Asylberechtigte, anerkannte Flüchtlinge und subsidiär Schutzberechtigte sollen ein unbefristetes Daueraufenthaltsrecht (Niederlassungserlaubnis) nur dann erhalten, „wenn sie über ausreichende Kenntnisse der deutschen Sprache verfügen, Grundkenntnisse unserer Rechts- und Gesellschaftsordnung nachweisen, keine Straftaten begangen haben und ihren Lebensunterhalt sichern können“. Auch der Familiennachzug soll von der „erfolgreichen Teilnahme an Integrationskursen“ abhängig gemacht werden.
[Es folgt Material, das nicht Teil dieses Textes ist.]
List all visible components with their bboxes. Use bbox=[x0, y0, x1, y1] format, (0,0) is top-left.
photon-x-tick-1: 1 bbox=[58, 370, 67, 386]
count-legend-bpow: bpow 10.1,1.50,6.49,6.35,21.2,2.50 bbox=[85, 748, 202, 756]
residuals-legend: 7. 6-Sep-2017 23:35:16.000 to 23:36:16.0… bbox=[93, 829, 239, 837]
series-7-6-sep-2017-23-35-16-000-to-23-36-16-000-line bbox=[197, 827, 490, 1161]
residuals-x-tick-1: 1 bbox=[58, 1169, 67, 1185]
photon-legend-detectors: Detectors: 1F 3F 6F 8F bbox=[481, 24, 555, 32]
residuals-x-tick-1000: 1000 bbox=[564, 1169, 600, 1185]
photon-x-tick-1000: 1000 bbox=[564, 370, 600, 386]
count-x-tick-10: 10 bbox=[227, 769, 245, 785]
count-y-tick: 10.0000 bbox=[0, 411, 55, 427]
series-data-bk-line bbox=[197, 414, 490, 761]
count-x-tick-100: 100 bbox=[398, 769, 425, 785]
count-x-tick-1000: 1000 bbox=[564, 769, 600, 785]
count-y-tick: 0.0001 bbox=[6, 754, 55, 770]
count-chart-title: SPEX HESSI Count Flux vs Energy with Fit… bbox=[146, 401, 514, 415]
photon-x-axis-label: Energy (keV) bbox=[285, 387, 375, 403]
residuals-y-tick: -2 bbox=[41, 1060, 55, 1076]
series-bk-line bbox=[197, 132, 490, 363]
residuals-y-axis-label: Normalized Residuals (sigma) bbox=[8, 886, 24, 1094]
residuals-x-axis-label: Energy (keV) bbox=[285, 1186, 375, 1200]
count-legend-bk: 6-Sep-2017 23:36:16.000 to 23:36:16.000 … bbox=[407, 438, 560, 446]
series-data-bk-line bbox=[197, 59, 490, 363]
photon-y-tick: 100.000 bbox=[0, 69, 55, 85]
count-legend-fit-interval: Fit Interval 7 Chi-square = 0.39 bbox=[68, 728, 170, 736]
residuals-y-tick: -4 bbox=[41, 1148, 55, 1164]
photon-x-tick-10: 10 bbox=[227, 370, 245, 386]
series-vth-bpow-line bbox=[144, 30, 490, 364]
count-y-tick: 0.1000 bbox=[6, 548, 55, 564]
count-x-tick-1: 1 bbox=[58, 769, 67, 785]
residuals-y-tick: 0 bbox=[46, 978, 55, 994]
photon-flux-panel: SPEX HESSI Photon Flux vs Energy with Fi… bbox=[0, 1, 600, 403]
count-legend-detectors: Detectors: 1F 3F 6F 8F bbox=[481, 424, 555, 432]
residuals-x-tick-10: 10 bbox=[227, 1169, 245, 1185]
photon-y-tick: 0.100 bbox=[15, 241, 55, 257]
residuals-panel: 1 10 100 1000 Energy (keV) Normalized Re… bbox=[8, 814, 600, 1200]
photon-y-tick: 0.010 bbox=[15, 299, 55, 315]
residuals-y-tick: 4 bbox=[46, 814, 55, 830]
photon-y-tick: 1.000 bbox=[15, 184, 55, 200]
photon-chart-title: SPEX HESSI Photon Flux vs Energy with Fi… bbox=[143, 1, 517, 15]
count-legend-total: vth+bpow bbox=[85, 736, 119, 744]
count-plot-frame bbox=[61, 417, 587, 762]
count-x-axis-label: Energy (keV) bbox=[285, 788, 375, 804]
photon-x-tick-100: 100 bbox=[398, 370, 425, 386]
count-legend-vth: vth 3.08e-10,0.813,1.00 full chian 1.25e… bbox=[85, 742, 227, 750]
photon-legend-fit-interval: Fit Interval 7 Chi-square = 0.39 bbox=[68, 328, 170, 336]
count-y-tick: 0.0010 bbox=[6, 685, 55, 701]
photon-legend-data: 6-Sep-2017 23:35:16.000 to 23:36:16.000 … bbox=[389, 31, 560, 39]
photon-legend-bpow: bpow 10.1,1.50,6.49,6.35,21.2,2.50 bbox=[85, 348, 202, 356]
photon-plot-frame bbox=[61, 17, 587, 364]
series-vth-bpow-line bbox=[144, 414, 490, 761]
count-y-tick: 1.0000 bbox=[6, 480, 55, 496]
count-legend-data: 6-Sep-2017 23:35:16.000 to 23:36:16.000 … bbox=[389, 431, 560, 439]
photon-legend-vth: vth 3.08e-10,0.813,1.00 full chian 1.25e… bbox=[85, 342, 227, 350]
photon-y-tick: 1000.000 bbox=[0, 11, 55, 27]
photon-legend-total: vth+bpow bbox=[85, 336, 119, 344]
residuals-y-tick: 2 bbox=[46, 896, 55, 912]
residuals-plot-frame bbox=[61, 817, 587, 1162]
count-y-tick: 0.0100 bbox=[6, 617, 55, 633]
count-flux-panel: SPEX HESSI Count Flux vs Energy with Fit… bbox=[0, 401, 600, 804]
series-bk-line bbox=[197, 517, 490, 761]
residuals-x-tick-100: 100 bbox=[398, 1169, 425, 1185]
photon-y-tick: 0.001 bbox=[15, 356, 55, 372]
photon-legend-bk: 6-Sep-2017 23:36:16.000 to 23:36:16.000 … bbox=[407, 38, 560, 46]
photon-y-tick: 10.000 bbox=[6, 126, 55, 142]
Frühe Integrationsmaßnahmen

Die Hürde für eine frühe Teilnahme an Integrationskursen oder Förderprogrammen der Arbeitsagenturen noch vor Abschluss des Asylverfahrens soll höhergelegt werden. Laut dem im Oktober beschlossenen Asylpaket I reicht dafür eine bisher „gute Bleibeperspektive“ des Flüchtlings aus. Diese wird bei Asylsuchenden aus Herkunftsländern mit einer Anerkennungsquote von über 50 Prozent angenommen. Laut CDU-Papier soll „künftig eine 'sehr gute Bleibeperspektive' entscheidend sein, weil wir insbesondere Syrern und Irakern helfen wollen“.

Integrationspflicht

Die CDU strebe Gesetze von Bund und Ländern an, in denen der „Abschluss von verbindlichen Integrationsvereinbarungen“ festgelegt werde. In den Aufnahmeeinrichtungen sollen ein Basissprachkurs und ein Kurs zu den „Grundregeln unseres Zusammenlebens“ Pflicht sein und mit einem Abschlusstest versehen werden.

Wohnsitzauflage

Allen Asylberechtigten, anerkannten Flüchtlingen und subsidiär Schutzberechtigten soll ihr Wohnsitz zugewiesen werden, wenn sie ihren Lebensunterhalt nicht aus eigener Kraft sichern können (zeitlich befristete Wohnsitzauflage). Ausnahmen davon sollen möglich sein, wenn die Betroffenen „am Wohnort ihrer Wahl einen Arbeitsplatz und eine eigene Wohnung nachweisen können“.

Schulpflicht

Für Flüchtlinge ohne Schulabschluss soll die Schulpflicht bis zum Alter von 25 Jahren gelten. Bislang gilt sie bis zum 18. Lebensjahr.

Neben der „Brexit“-Debatte ist auf dem Gipfel Streit um die europäische Flüchtlingspolitik zu erwarten. Denn in Europa gehen Bundeskanzlerin Angela Merkel die Verbündeten aus. Die CDU-Chefin sagte bei einer Regierungserklärung in Berlin, die Flüchtlingskrise sei eine „historische Bewährungsprobe“ für die Europäische Union.

Sie verteidigte ihre Entscheidung, die deutschen Grenzen nicht für Bürgerkriegsflüchtlinge zu schließen. „Abschottung – das kann nicht die europäische Antwort sein, jedenfalls nach meiner festen Überzeugung nicht“, sagte sie. Die beim Minigipfel der Koalition der Willigen geplante Diskussion um einen besseren Schutz der EU-Außengrenze zwischen Griechenland und der Türkei wird jedoch ausfallen.